WP: Bush Ends With a Whimper
By Dan Froomkin
Special to washingtonpost.com
Friday, January 16, 2009
President Bush bid the nation goodbye last night with a simpering speech that may have appealed to those who still believe in him, but offered nothing to change the minds of the vast majority of Americans who don't. Bush smirked and twitched while delivering a highly defensive farewell address in which he tried to hearken back to his glory days right after 9/11, sought credit for having made "tough decisions" and insisted his intentions were good.
There was no real attempt to bind the wounds he leaves in his wake. There was no apparent awareness of irony when he held up his administration as a champion of moral clarity and human dignity. He even gave himself credit for his response to the financial crisis he didn't see coming: "When challenges to our prosperity emerged, we rose to meet them," he said.
And he tried one last time to conflate his "war on terror" with the unrelated debacle in Iraq, recasting the American troops perilously occupying that benighted country as "part of a broader struggle" between "a small band of fanatics" who demand "total obedience to an oppressive ideology" and a system "based on the conviction that freedom is the universal gift of Almighty God, and that liberty and justice light the path to peace."
In a fitting end for a presidency that has often operated in its own reality, Bush was greeted warmly by his audience -- a hand-picked selection of hangers-on and human props -- even as public-opinion polls show that the nation is way past ready to move on.

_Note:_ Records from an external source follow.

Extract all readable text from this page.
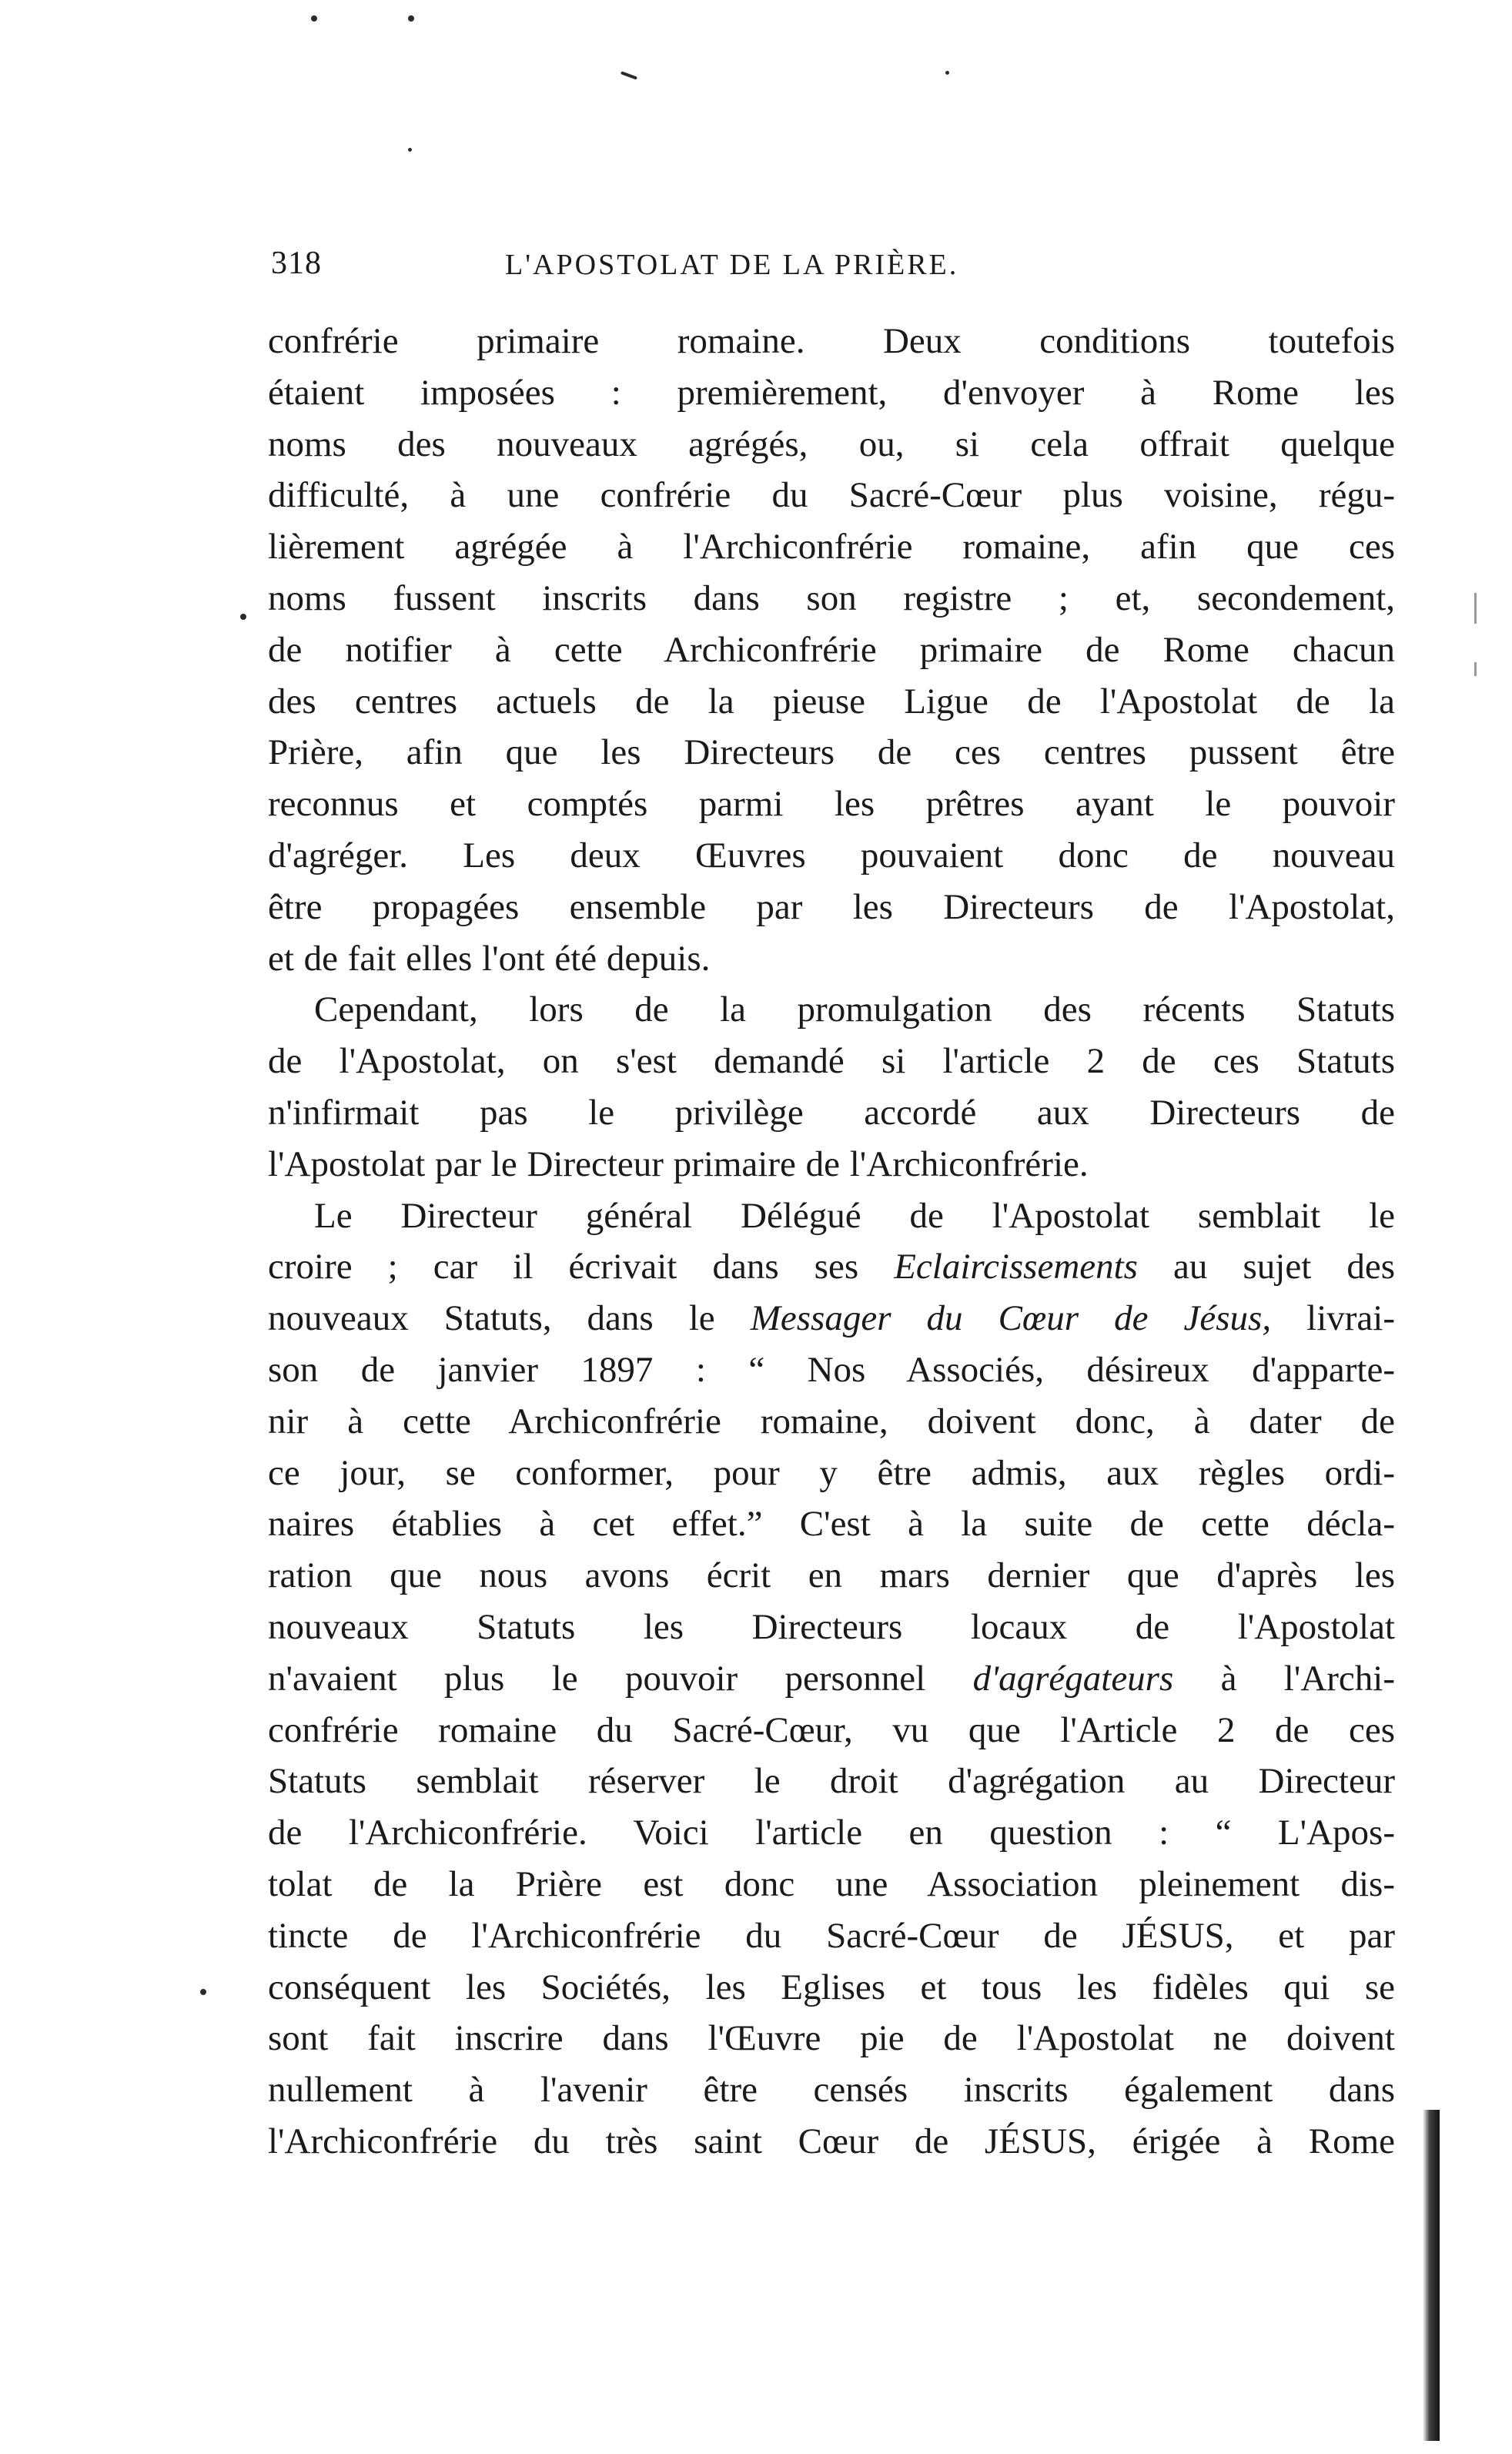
318	L'APOSTOLAT DE LA PRIÈRE.
confrérie primaire romaine. Deux conditions toutefois
étaient imposées : premièrement, d'envoyer à Rome les
noms des nouveaux agrégés, ou, si cela offrait quelque
difficulté, à une confrérie du Sacré-Cœur plus voisine, régu-
lièrement agrégée à l'Archiconfrérie romaine, afin que ces
noms fussent inscrits dans son registre ; et, secondement,
de notifier à cette Archiconfrérie primaire de Rome chacun
des centres actuels de la pieuse Ligue de l'Apostolat de la
Prière, afin que les Directeurs de ces centres pussent être
reconnus et comptés parmi les prêtres ayant le pouvoir
d'agréger. Les deux Œuvres pouvaient donc de nouveau
être propagées ensemble par les Directeurs de l'Apostolat,
et de fait elles l'ont été depuis.
Cependant, lors de la promulgation des récents Statuts
de l'Apostolat, on s'est demandé si l'article 2 de ces Statuts
n'infirmait pas le privilège accordé aux Directeurs de
l'Apostolat par le Directeur primaire de l'Archiconfrérie.
Le Directeur général Délégué de l'Apostolat semblait le
croire ; car il écrivait dans ses Eclaircissements au sujet des
nouveaux Statuts, dans le Messager du Cœur de Jésus, livrai-
son de janvier 1897 : “ Nos Associés, désireux d'apparte-
nir à cette Archiconfrérie romaine, doivent donc, à dater de
ce jour, se conformer, pour y être admis, aux règles ordi-
naires établies à cet effet.” C'est à la suite de cette décla-
ration que nous avons écrit en mars dernier que d'après les
nouveaux Statuts les Directeurs locaux de l'Apostolat
n'avaient plus le pouvoir personnel d'agrégateurs à l'Archi-
confrérie romaine du Sacré-Cœur, vu que l'Article 2 de ces
Statuts semblait réserver le droit d'agrégation au Directeur
de l'Archiconfrérie. Voici l'article en question : “ L'Apos-
tolat de la Prière est donc une Association pleinement dis-
tincte de l'Archiconfrérie du Sacré-Cœur de JÉSUS, et par
conséquent les Sociétés, les Eglises et tous les fidèles qui se
sont fait inscrire dans l'Œuvre pie de l'Apostolat ne doivent
nullement à l'avenir être censés inscrits également dans
l'Archiconfrérie du très saint Cœur de JÉSUS, érigée à Rome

David Hiltbrand writes in the Philadelphia Inquirer: "At times, as he spoke before a handpicked audience in the East Room, Bush seemed as if he were channeling the Will Ferrell spoof of him, the blithely unaware leader who had declared the Oval Office 'a bummer-free zone.' The closest he came to acknowledging failure was a vague wave in its general direction. 'I have experienced setbacks,' he said. 'There are things I would do differently if given the chance.'
But the strain Bush has been under showed. His right eye kept narrowing to an uncontrollable squint."